Efforts by some Albany residents to modify or eliminate the school speed zone on Waverly Drive have ended in a partial success. The city council Monday agreed with a staff recommendation to reduce the length of the zone by about two-thirds.
At its Monday work session, the council unanimously went along with the recommendation of Ron Irish, the city’s traffic systems analyst.
Accordingly, the length of the 20-mph school zone outside the South Albany High School athletic fields will be reduced from 1,200 feet to about 400 feet, or roughly 200 feet on either side of the pedestrian crossing at 36th Avenue, where there is a pedestrian-activated flashing beacon. The shorter zone will remain in effect from 7 to 5 on school days. The underlying speed limit on Waverly is 40 mph.
Irish reached his recommendation in an engineering study you can read here.
The length might be further reduced if Irish follows through on a suggestion by Councilman Rich Kellum to stagger the zones, making them shorter on the downstream sides of the crossing. Irish saw no compelling reason not to do this.

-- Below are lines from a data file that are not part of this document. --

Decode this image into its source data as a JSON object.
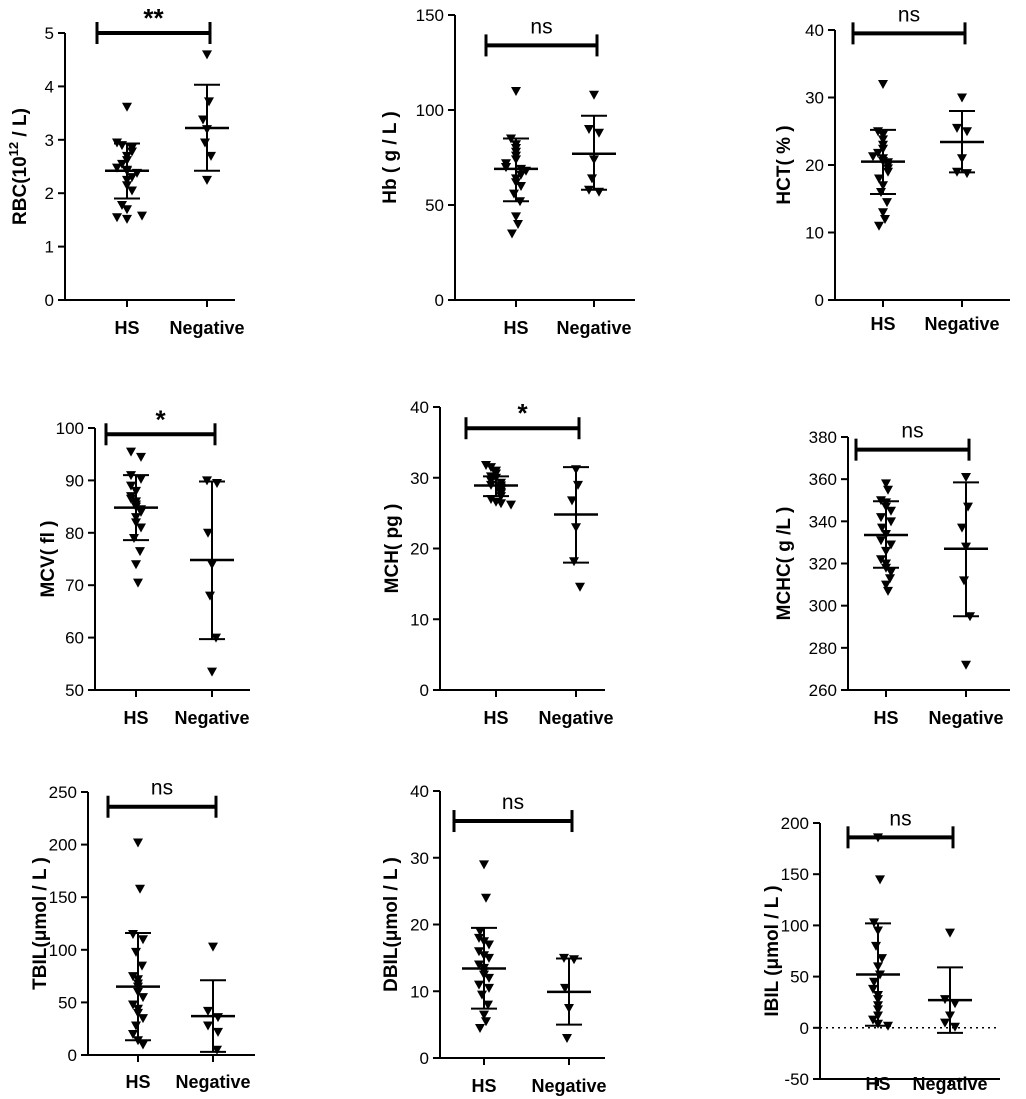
{
  "chart_data": [
    {
      "type": "scatter",
      "id": "rbc",
      "ylabel_main": "RBC(10",
      "ylabel_sup": "12",
      "ylabel_rest": " / L)",
      "ylim": [
        0,
        5
      ],
      "yticks": [
        0,
        1,
        2,
        3,
        4,
        5
      ],
      "categories": [
        "HS",
        "Negative"
      ],
      "groups": [
        {
          "name": "HS",
          "mean": 2.42,
          "sd_low": 1.9,
          "sd_high": 2.93,
          "values": [
            3.62,
            2.95,
            2.9,
            2.85,
            2.78,
            2.7,
            2.62,
            2.55,
            2.48,
            2.44,
            2.42,
            2.38,
            2.3,
            2.25,
            2.15,
            2.05,
            1.78,
            1.7,
            1.55,
            1.52,
            1.58
          ]
        },
        {
          "name": "Negative",
          "mean": 3.22,
          "sd_low": 2.42,
          "sd_high": 4.03,
          "values": [
            4.6,
            3.72,
            3.38,
            3.2,
            2.95,
            2.7,
            2.25
          ]
        }
      ],
      "significance": "**",
      "sig_value": 5.0,
      "ref_zero_line": false
    },
    {
      "type": "scatter",
      "id": "hb",
      "ylabel_main": "Hb ( g / L )",
      "ylim": [
        0,
        150
      ],
      "yticks": [
        0,
        50,
        100,
        150
      ],
      "categories": [
        "HS",
        "Negative"
      ],
      "groups": [
        {
          "name": "HS",
          "mean": 69,
          "sd_low": 52,
          "sd_high": 85,
          "values": [
            110,
            85,
            82,
            80,
            78,
            76,
            74,
            72,
            70,
            70,
            69,
            68,
            66,
            64,
            62,
            60,
            56,
            52,
            44,
            40,
            35
          ]
        },
        {
          "name": "Negative",
          "mean": 77,
          "sd_low": 58,
          "sd_high": 97,
          "values": [
            108,
            90,
            88,
            74,
            64,
            58,
            57
          ]
        }
      ],
      "significance": "ns",
      "sig_value": 134,
      "ref_zero_line": false
    },
    {
      "type": "scatter",
      "id": "hct",
      "ylabel_main": "HCT( % )",
      "ylim": [
        0,
        40
      ],
      "yticks": [
        0,
        10,
        20,
        30,
        40
      ],
      "categories": [
        "HS",
        "Negative"
      ],
      "groups": [
        {
          "name": "HS",
          "mean": 20.5,
          "sd_low": 15.7,
          "sd_high": 25.2,
          "values": [
            32,
            25,
            24.5,
            23.8,
            23,
            22.4,
            21.8,
            21.3,
            21,
            20.6,
            20.4,
            20,
            19.5,
            19,
            18,
            17,
            16,
            14.5,
            13,
            12,
            11
          ]
        },
        {
          "name": "Negative",
          "mean": 23.4,
          "sd_low": 18.9,
          "sd_high": 28
        },
        {
          "name": "_",
          "values": []
        }
      ],
      "neg_values": [
        30,
        25.5,
        25,
        21,
        19,
        18.8
      ],
      "significance": "ns",
      "sig_value": 39.5,
      "ref_zero_line": false
    },
    {
      "type": "scatter",
      "id": "mcv",
      "ylabel_main": "MCV( fl )",
      "ylim": [
        50,
        100
      ],
      "yticks": [
        50,
        60,
        70,
        80,
        90,
        100
      ],
      "categories": [
        "HS",
        "Negative"
      ],
      "groups": [
        {
          "name": "HS",
          "mean": 84.8,
          "sd_low": 78.6,
          "sd_high": 91,
          "values": [
            95.5,
            94.5,
            91,
            90.3,
            89,
            88,
            87,
            86.5,
            86,
            85.4,
            85,
            84.5,
            84,
            83,
            82,
            81,
            79,
            76.5,
            74,
            70.5
          ]
        },
        {
          "name": "Negative",
          "mean": 74.8,
          "sd_low": 59.7,
          "sd_high": 89.8,
          "values": [
            90,
            89.5,
            80,
            74,
            68,
            60,
            53.5
          ]
        }
      ],
      "significance": "*",
      "sig_value": 98.8,
      "ref_zero_line": false
    },
    {
      "type": "scatter",
      "id": "mch",
      "ylabel_main": "MCH( pg )",
      "ylim": [
        0,
        40
      ],
      "yticks": [
        0,
        10,
        20,
        30,
        40
      ],
      "categories": [
        "HS",
        "Negative"
      ],
      "groups": [
        {
          "name": "HS",
          "mean": 28.9,
          "sd_low": 27.4,
          "sd_high": 30.2,
          "values": [
            31.8,
            31.5,
            31,
            30.6,
            30.2,
            30,
            29.6,
            29.3,
            29,
            28.9,
            28.6,
            28.3,
            28,
            27.8,
            27.4,
            27,
            26.6,
            26.4,
            26.2
          ]
        },
        {
          "name": "Negative",
          "mean": 24.8,
          "sd_low": 18,
          "sd_high": 31.5,
          "values": [
            31.2,
            29,
            26.8,
            23,
            18.2,
            14.6
          ]
        }
      ],
      "significance": "*",
      "sig_value": 37,
      "ref_zero_line": false
    },
    {
      "type": "scatter",
      "id": "mchc",
      "ylabel_main": "MCHC( g /L )",
      "ylim": [
        260,
        380
      ],
      "yticks": [
        260,
        280,
        300,
        320,
        340,
        360,
        380
      ],
      "categories": [
        "HS",
        "Negative"
      ],
      "groups": [
        {
          "name": "HS",
          "mean": 333.5,
          "sd_low": 318,
          "sd_high": 349.5,
          "values": [
            358,
            355,
            350,
            349,
            347,
            345,
            342,
            340,
            337,
            334,
            331,
            329,
            326,
            322,
            320,
            318,
            316,
            313,
            310,
            307
          ]
        },
        {
          "name": "Negative",
          "mean": 327,
          "sd_low": 295,
          "sd_high": 358.5,
          "values": [
            361,
            347,
            337,
            328,
            312,
            295,
            272
          ]
        }
      ],
      "significance": "ns",
      "sig_value": 374,
      "ref_zero_line": false
    },
    {
      "type": "scatter",
      "id": "tbil",
      "ylabel_main": "TBIL(μmol / L )",
      "ylim": [
        0,
        250
      ],
      "yticks": [
        0,
        50,
        100,
        150,
        200,
        250
      ],
      "categories": [
        "HS",
        "Negative"
      ],
      "groups": [
        {
          "name": "HS",
          "mean": 65,
          "sd_low": 14,
          "sd_high": 116,
          "values": [
            202,
            158,
            115,
            110,
            98,
            85,
            75,
            72,
            68,
            65,
            60,
            55,
            48,
            44,
            40,
            35,
            28,
            20,
            14,
            10
          ]
        },
        {
          "name": "Negative",
          "mean": 37,
          "sd_low": 3,
          "sd_high": 71,
          "values": [
            103,
            42,
            36,
            28,
            22,
            5
          ]
        }
      ],
      "significance": "ns",
      "sig_value": 236,
      "ref_zero_line": false
    },
    {
      "type": "scatter",
      "id": "dbil",
      "ylabel_main": "DBIL(μmol / L )",
      "ylim": [
        0,
        40
      ],
      "yticks": [
        0,
        10,
        20,
        30,
        40
      ],
      "categories": [
        "HS",
        "Negative"
      ],
      "groups": [
        {
          "name": "HS",
          "mean": 13.4,
          "sd_low": 7.4,
          "sd_high": 19.5,
          "values": [
            29,
            24,
            19,
            18,
            17.5,
            17,
            16,
            15.4,
            15,
            14,
            13.5,
            13,
            12.5,
            12,
            11,
            10.5,
            9.5,
            8,
            6.5,
            5.5,
            4.5
          ]
        },
        {
          "name": "Negative",
          "mean": 9.9,
          "sd_low": 5,
          "sd_high": 14.9,
          "values": [
            15,
            14.8,
            10.5,
            7.5,
            3
          ]
        }
      ],
      "significance": "ns",
      "sig_value": 35.5,
      "ref_zero_line": false
    },
    {
      "type": "scatter",
      "id": "ibil",
      "ylabel_main": "IBIL (μmol / L )",
      "ylim": [
        -50,
        200
      ],
      "yticks": [
        -50,
        0,
        50,
        100,
        150,
        200
      ],
      "categories": [
        "HS",
        "Negative"
      ],
      "groups": [
        {
          "name": "HS",
          "mean": 52,
          "sd_low": 2,
          "sd_high": 102,
          "values": [
            186,
            145,
            103,
            95,
            80,
            68,
            60,
            52,
            45,
            38,
            32,
            28,
            22,
            18,
            12,
            8,
            4,
            2
          ]
        },
        {
          "name": "Negative",
          "mean": 27,
          "sd_low": -5,
          "sd_high": 59,
          "values": [
            93,
            28,
            24,
            12,
            5,
            1
          ]
        }
      ],
      "significance": "ns",
      "sig_value": 186,
      "ref_zero_line": true
    }
  ]
}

The Albany Traffic Safety Commission, which advises the council, had supported Irish’s recommendation on the condition that a second pedestrian crossing, south of 36th where there’s a median island across from a locked gate in the athletic field fence, be equipped with a pedestrian-activated beacon. But as far as I could tell, the council did not add that condition.
No word on the timing of the changes, which will require moving the signs. Meanwhile, the city has ordered “end of school zone” signs for all school zones that don’t have them. The lack of such signs on Waverly caused Municipal Court Judge Robert Scott this month to find South Albany resident Johnny Scot Van Ras not guilty of going 39 mph in the zone last October.

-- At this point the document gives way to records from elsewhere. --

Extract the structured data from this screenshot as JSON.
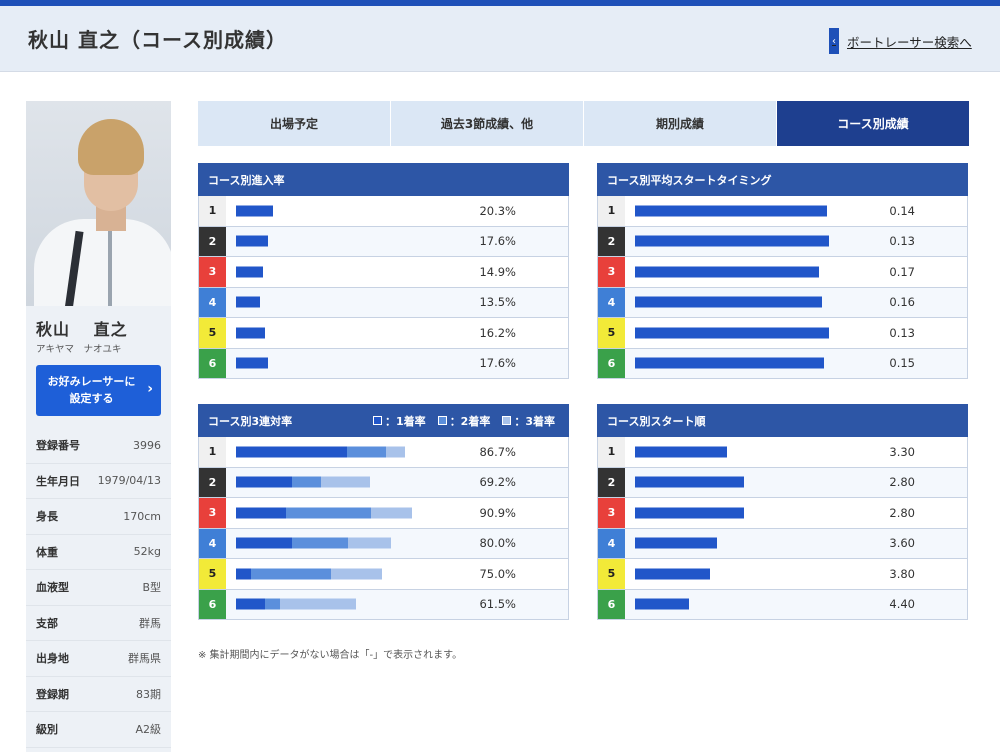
{
  "header": {
    "title": "秋山 直之（コース別成績）",
    "search_link": "ボートレーサー検索へ"
  },
  "profile": {
    "name": "秋山　 直之",
    "kana": "アキヤマ　ナオユキ",
    "fav_button_line1": "お好みレーサーに",
    "fav_button_line2": "設定する",
    "rows": [
      {
        "key": "登録番号",
        "value": "3996"
      },
      {
        "key": "生年月日",
        "value": "1979/04/13"
      },
      {
        "key": "身長",
        "value": "170cm"
      },
      {
        "key": "体重",
        "value": "52kg"
      },
      {
        "key": "血液型",
        "value": "B型"
      },
      {
        "key": "支部",
        "value": "群馬"
      },
      {
        "key": "出身地",
        "value": "群馬県"
      },
      {
        "key": "登録期",
        "value": "83期"
      },
      {
        "key": "級別",
        "value": "A2級"
      }
    ]
  },
  "tabs": [
    {
      "label": "出場予定",
      "active": false
    },
    {
      "label": "過去3節成績、他",
      "active": false
    },
    {
      "label": "期別成績",
      "active": false
    },
    {
      "label": "コース別成績",
      "active": true
    }
  ],
  "panels": {
    "entry_rate": {
      "title": "コース別進入率",
      "rows": [
        {
          "course": "1",
          "value": 20.3,
          "label": "20.3%"
        },
        {
          "course": "2",
          "value": 17.6,
          "label": "17.6%"
        },
        {
          "course": "3",
          "value": 14.9,
          "label": "14.9%"
        },
        {
          "course": "4",
          "value": 13.5,
          "label": "13.5%"
        },
        {
          "course": "5",
          "value": 16.2,
          "label": "16.2%"
        },
        {
          "course": "6",
          "value": 17.6,
          "label": "17.6%"
        }
      ]
    },
    "avg_start": {
      "title": "コース別平均スタートタイミング",
      "rows": [
        {
          "course": "1",
          "value": 0.14,
          "label": "0.14"
        },
        {
          "course": "2",
          "value": 0.13,
          "label": "0.13"
        },
        {
          "course": "3",
          "value": 0.17,
          "label": "0.17"
        },
        {
          "course": "4",
          "value": 0.16,
          "label": "0.16"
        },
        {
          "course": "5",
          "value": 0.13,
          "label": "0.13"
        },
        {
          "course": "6",
          "value": 0.15,
          "label": "0.15"
        }
      ]
    },
    "top3_rate": {
      "title": "コース別3連対率",
      "legend": [
        "：1着率",
        "：2着率",
        "：3着率"
      ],
      "rows": [
        {
          "course": "1",
          "first": 57.0,
          "second": 20.0,
          "third": 9.7,
          "label": "86.7%"
        },
        {
          "course": "2",
          "first": 29.0,
          "second": 15.0,
          "third": 25.2,
          "label": "69.2%"
        },
        {
          "course": "3",
          "first": 26.0,
          "second": 44.0,
          "third": 20.9,
          "label": "90.9%"
        },
        {
          "course": "4",
          "first": 29.0,
          "second": 29.0,
          "third": 22.0,
          "label": "80.0%"
        },
        {
          "course": "5",
          "first": 7.5,
          "second": 41.0,
          "third": 26.5,
          "label": "75.0%"
        },
        {
          "course": "6",
          "first": 15.0,
          "second": 7.5,
          "third": 39.0,
          "label": "61.5%"
        }
      ]
    },
    "start_order": {
      "title": "コース別スタート順",
      "rows": [
        {
          "course": "1",
          "value": 3.3,
          "label": "3.30"
        },
        {
          "course": "2",
          "value": 2.8,
          "label": "2.80"
        },
        {
          "course": "3",
          "value": 2.8,
          "label": "2.80"
        },
        {
          "course": "4",
          "value": 3.6,
          "label": "3.60"
        },
        {
          "course": "5",
          "value": 3.8,
          "label": "3.80"
        },
        {
          "course": "6",
          "value": 4.4,
          "label": "4.40"
        }
      ]
    }
  },
  "note": "※ 集計期間内にデータがない場合は「-」で表示されます。"
}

In a related item, North Albany resident Tom Cordier asked the council Monday to shorten the 20-mph zone at Fairmount School on Spring Hill Drive, where the regular limit is 40. He said the zone extends for 420 feet on both sides of the school’s frontage, which itself is 120 feet, and he felt this was an unrealistic length. That school zone was set by Benton County, and the city council did not react to Cordier’s request. (hh)

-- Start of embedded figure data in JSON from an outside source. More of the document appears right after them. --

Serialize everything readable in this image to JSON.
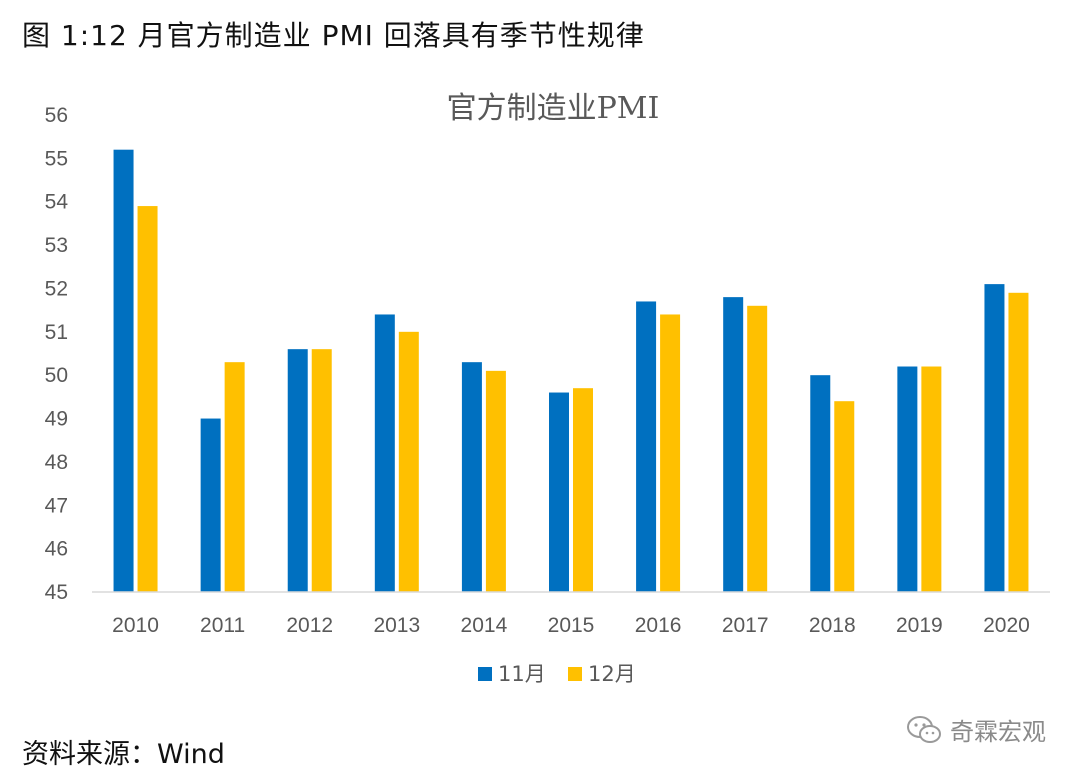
{
  "header": {
    "figure_caption": "图 1:12 月官方制造业 PMI 回落具有季节性规律"
  },
  "footer": {
    "source_note": "资料来源：Wind",
    "watermark_text": "奇霖宏观"
  },
  "chart_data": {
    "type": "bar",
    "title": "官方制造业PMI",
    "xlabel": "",
    "ylabel": "",
    "ylim": [
      45,
      56
    ],
    "yticks": [
      45,
      46,
      47,
      48,
      49,
      50,
      51,
      52,
      53,
      54,
      55,
      56
    ],
    "grid": false,
    "legend_position": "bottom",
    "categories": [
      "2010",
      "2011",
      "2012",
      "2013",
      "2014",
      "2015",
      "2016",
      "2017",
      "2018",
      "2019",
      "2020"
    ],
    "series": [
      {
        "name": "11月",
        "color": "#0070C0",
        "values": [
          55.2,
          49.0,
          50.6,
          51.4,
          50.3,
          49.6,
          51.7,
          51.8,
          50.0,
          50.2,
          52.1
        ]
      },
      {
        "name": "12月",
        "color": "#FFC000",
        "values": [
          53.9,
          50.3,
          50.6,
          51.0,
          50.1,
          49.7,
          51.4,
          51.6,
          49.4,
          50.2,
          51.9
        ]
      }
    ]
  }
}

Is one child’s life worth driving a few miles faster to get to your destination. Maybe leaving home earlier is a safer answer. Drive as though it is your child.
If it’s a zero-probability event you want (not one child’s life), then you should seek to ban all automobile driving within a specific radius from the school. Is this reasonable?
It’s funny, Jefferson, Sweet Home, Lebanon can afford lights, telling when to watch out for kids, but Albany can’t.